Translink is a Vancouver, Canada, based transit agency that services over 2.5million residents across 200 routes. The company faced challenges with meeting with their customer request; a more accurate bus arrival and departure times.

To solve this challenge, TransLink partnered with Microsoft and T4G to build 16,000 adaptive AI models that collectively react to delays and changes in traffic patterns and provide customers with the most accurate time estimate possible. Because of their new AI solution, the teams then transitioned their traditional software development workflow with MLOps practices through the Azure Machine Learning platform. This allowed the team to set up an automated build and release pipeline that automatically trains and deploy models, an approval system that reviews and approves changes to the model, a data drift system that compares the model's performance to a benchmark to automatically identify a decline in the system and also integrate data drift pipeline that automatically retrains, builds, and deploys the model pipeline.

The result of these MLOps-enabled abilities is a 74% improvement in the actual bus scheduling times, as TransLink noted.

Companies and organizations providing commercial ML services or looking to adopt machine learning models in the future need to learn about MLOps and how to apply it in their workflow because, like DevOps, MLOps has the potential of becoming the de facto practice in model development as the future unfolds.

MLOps helps organizations create an automated workflow that is repeatable and error-resilient to facilitate cross-team collaboration, compliance with regulatory ethics, overcome prevalent challenges sabotaging the maturity of machine learning projects to production, and leverage the capabilities of the ML model to drive business growth.

As a discipline that is still in a relatively early phase, there are bound to be some challenges in the implementation of MLOps. Even though it has a community with established principles, its toolings may not portray the true proposed values of MLOps.

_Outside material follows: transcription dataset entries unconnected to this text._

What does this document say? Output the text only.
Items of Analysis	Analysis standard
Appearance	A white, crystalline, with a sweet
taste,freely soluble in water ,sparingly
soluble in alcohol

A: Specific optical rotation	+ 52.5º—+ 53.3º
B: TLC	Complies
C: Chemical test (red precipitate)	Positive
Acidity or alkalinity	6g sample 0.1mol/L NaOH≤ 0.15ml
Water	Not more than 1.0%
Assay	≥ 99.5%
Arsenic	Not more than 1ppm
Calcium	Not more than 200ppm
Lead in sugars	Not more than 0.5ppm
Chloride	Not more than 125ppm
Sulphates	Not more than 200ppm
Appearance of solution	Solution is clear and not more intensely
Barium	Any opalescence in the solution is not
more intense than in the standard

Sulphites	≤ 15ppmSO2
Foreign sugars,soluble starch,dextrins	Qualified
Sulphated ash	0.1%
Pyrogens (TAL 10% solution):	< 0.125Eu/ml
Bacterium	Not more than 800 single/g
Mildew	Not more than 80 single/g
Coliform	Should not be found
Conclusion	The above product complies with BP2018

Also, MLOps might set unrealistic figures regarding the benchmark for a successful machine learning implementation. And as mentioned earlier, many MLOps tools and platforms available do not provide enough automation in validating data, running experiments, deploying, monitoring, and retraining models yet. But as the discipline matures and more organizations adopt MLOps, there'll be a need for higher speed in production to outperform competitors. This will force the toolings to level up to meet up the demands of the organization.

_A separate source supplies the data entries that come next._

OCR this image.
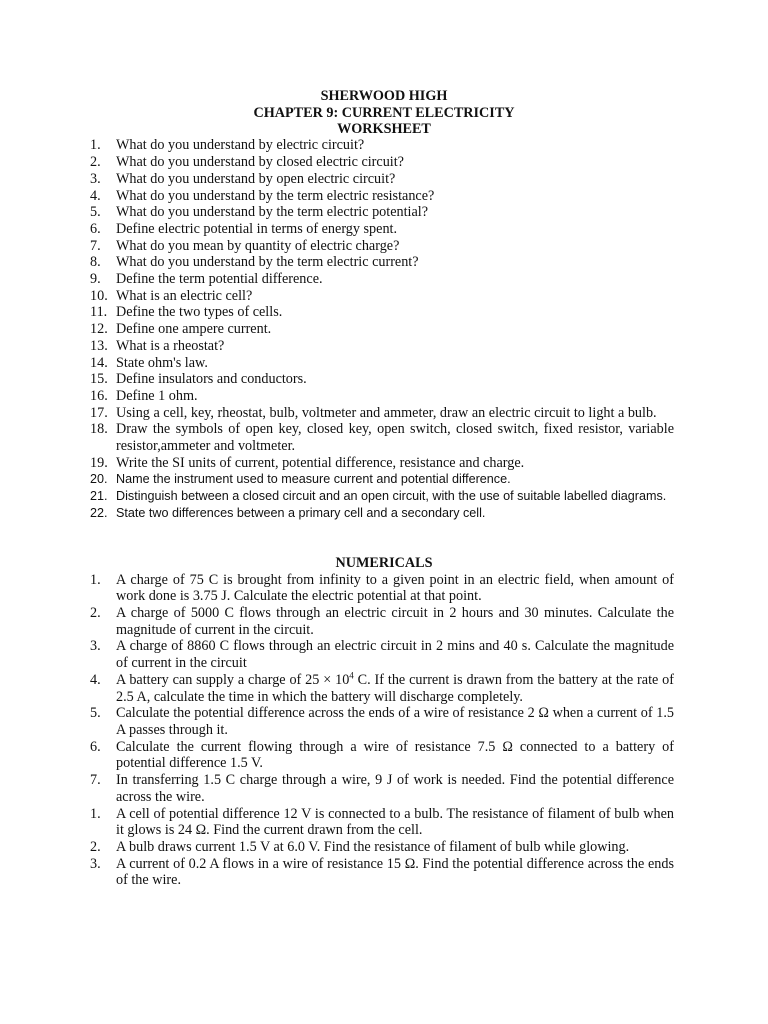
SHERWOOD HIGH
CHAPTER 9: CURRENT ELECTRICITY
WORKSHEET
1.	What do you understand by electric circuit?
2.	What do you understand by closed electric circuit?
3.	What do you understand by open electric circuit?
4.	What do you understand by the term electric resistance?
5.	What do you understand by the term electric potential?
6.	Define electric potential in terms of energy spent.
7.	What do you mean by quantity of electric charge?
8.	What do you understand by the term electric current?
9.	Define the term potential difference.
10. What is an electric cell?
11. Define the two types of cells.
12. Define one ampere current.
13. What is a rheostat?
14. State ohm's law.
15. Define insulators and conductors.
16. Define 1 ohm.
17. Using a cell, key, rheostat, bulb, voltmeter and ammeter, draw an electric circuit to light a bulb.
18. Draw the symbols of open key, closed key, open switch, closed switch, fixed resistor, variable resistor,ammeter and voltmeter.
19. Write the SI units of current, potential difference, resistance and charge.
20. Name the instrument used to measure current and potential difference.
21. Distinguish between a closed circuit and an open circuit, with the use of suitable labelled diagrams.
22. State two differences between a primary cell and a secondary cell.
NUMERICALS
1.	A charge of 75 C is brought from infinity to a given point in an electric field, when amount of work done is 3.75 J. Calculate the electric potential at that point.
2.	A charge of 5000 C flows through an electric circuit in 2 hours and 30 minutes. Calculate the magnitude of current in the circuit.
3.	A charge of 8860 C flows through an electric circuit in 2 mins and 40 s. Calculate the magnitude of current in the circuit
4.	A battery can supply a charge of $25 \times 10^4$ C. If the current is drawn from the battery at the rate of 2.5 A, calculate the time in which the battery will discharge completely.
5.	Calculate the potential difference across the ends of a wire of resistance 2 Ω when a current of 1.5 A passes through it.
6.	Calculate the current flowing through a wire of resistance 7.5 Ω connected to a battery of potential difference 1.5 V.
7.	In transferring 1.5 C charge through a wire, 9 J of work is needed. Find the potential difference across the wire.
1.	A cell of potential difference 12 V is connected to a bulb. The resistance of filament of bulb when it glows is 24 Ω. Find the current drawn from the cell.
2.	A bulb draws current 1.5 V at 6.0 V. Find the resistance of filament of bulb while glowing.
3.	A current of 0.2 A flows in a wire of resistance 15 Ω. Find the potential difference across the ends of the wire.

MLOps Engineer is one of the rising roles in the tech roles in the software engineering field. According to Glassdoor, the average base pay for an MLOps Engineer role in the US is $87,485, with a more senior role attracting up to $114k per year on average.

Considering that the field is still developing, the future of a career in MLOps looks promising with more settlements in cash and kind because of the business-critical tasks an MLOps Engineer handles.

Becoming an MLOps Engineer, like a DevOps Engineer, involves a steep learning curve.

To become an MLOps Engineer you need to learn at least one version control tool, Git preferably. You also need to know about linear and logistic regressions, artificial and convolutional neural networks, decision trees, K-means bayes theorem, and other core machine learning algorithms to familiarize you with machine learning projects. You also need to be well versed in using CI/CD tools such as GitLab, Jenkins, Prometheus, and Grafana and some cloud and DevOps automation tools such as Docker, Kubernetes and Terraform. Learning how to use at least one of the most common MLOps platforms will also come in handy and cover the need to learn many other tools.

Conclusion

Not just about data, MLOps cares about the operationalization of ML models as well as the code used in developing its software implementation. It is simply DevOps for machine learning development with little tweakings to the principles to perfectly suit the model development workflow. Implementing MLOps in your model development workflow will promote collaboration and automation that will see your machine learning business solution successfully deployed into production.